Nevertheless – and this is the third point I wanted to make – note the flourish with which each passage ends. Rather than petering off in clemency, the king takes another step and provides a demonstration which combines (feminine?) generosity inextricably with a politically advantageous display of power. In the Mortes, the ambassadors are treated with extravagant hospitality, no “spycerye” is spared, and the representatives of the rival power find themselves cowed by merely by the spread of expensively exotic dishes on Arthur’s table. Edward III presents each burgher with new clothes, “an ample dinner”, a large noble entourage and the means to set himself up in some comfort and style in Picardy.
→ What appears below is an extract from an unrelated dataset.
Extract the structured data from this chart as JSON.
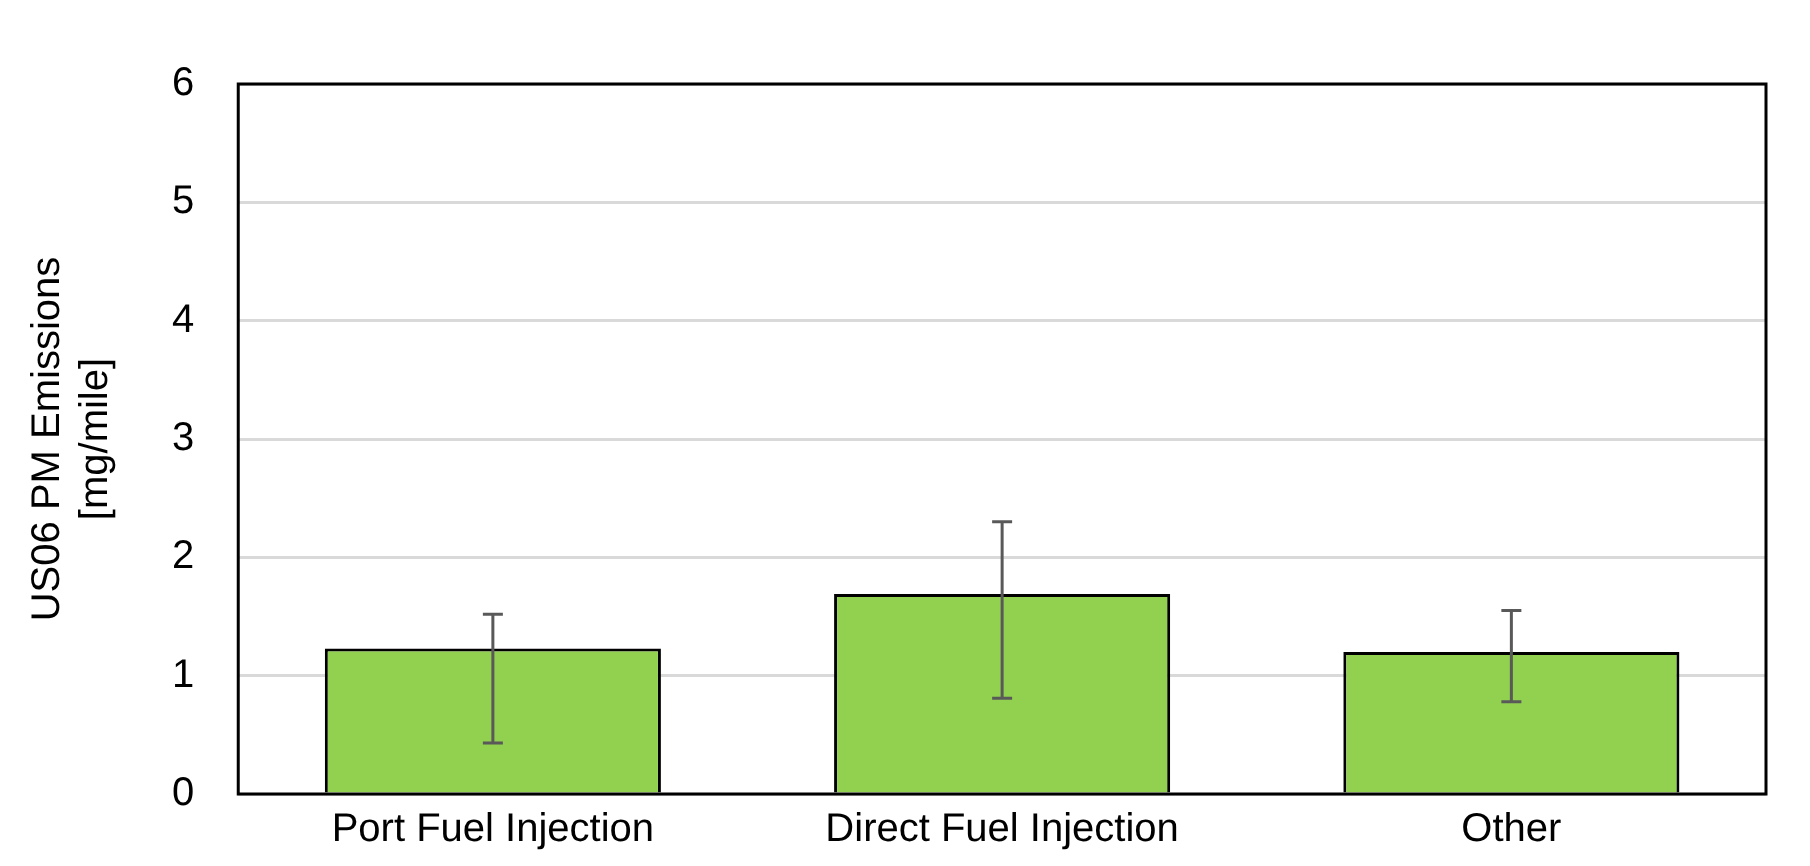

And Theseus, of course, subsumes the petty personal duel of Palamoun and Arcite in a massive monument to his own wealth and power, in the dual form of the physical structure of the arena and the international social significance of the tournament.

So, a good king is one who can act with force and decision in the interests of his kingdom, but knows how to listen to advice, and can turn a challenging situation to a resounding demonstration of his own power. And above all, he knows how to make a good show. Acting out the drama of justice and mercy before the court, cowing messengers with a glare, positioning himself to be physically as superior as he (would like to prove that he) is morally, casting himself as the bastion and centre of civilisation, from which he may distribute mercy or more physical tokens of generosity... it’s all about the PR. And that is what I will consider tomorrow!

[1] Although, of course, one can’t take Theseus as a pure and sincere representation of the perfect monarch without acknowledging the presence or proving the absence of Chaucerian irony. Theseus has reasons selfish as well as disinterested for acting as he does; but setting the question of sincerity aside, Chaucer is using a standard trope here, and audience expectations formed by previous settings of similar scenes do play a part in how we are to understand, if not the private motivations, at least the public behaviour of the characters involved.
[2] “The III Consideracions Right Necesserye to the good governaunce of a prince.” Four English political tracts of the later middle ages. Ed. Genet, Jean-Philippe. Camden fourth series 18. (London: Royal Historical Society, 1977). 100.

[3] I know I've read an article putting forward the idea of this gendered division of royal power in the reign of Richard II, but can't quite work out where. I blame this on being in Adelaide with my parents for Christmas, hampered by my inability to check sources. My hunch is that it was one of the chapters in Cullum, P. H., and Katherine J. Lewis (eds), Holiness and masculinity in the Middle Ages (Toronto: University of Toronto Press, 2005).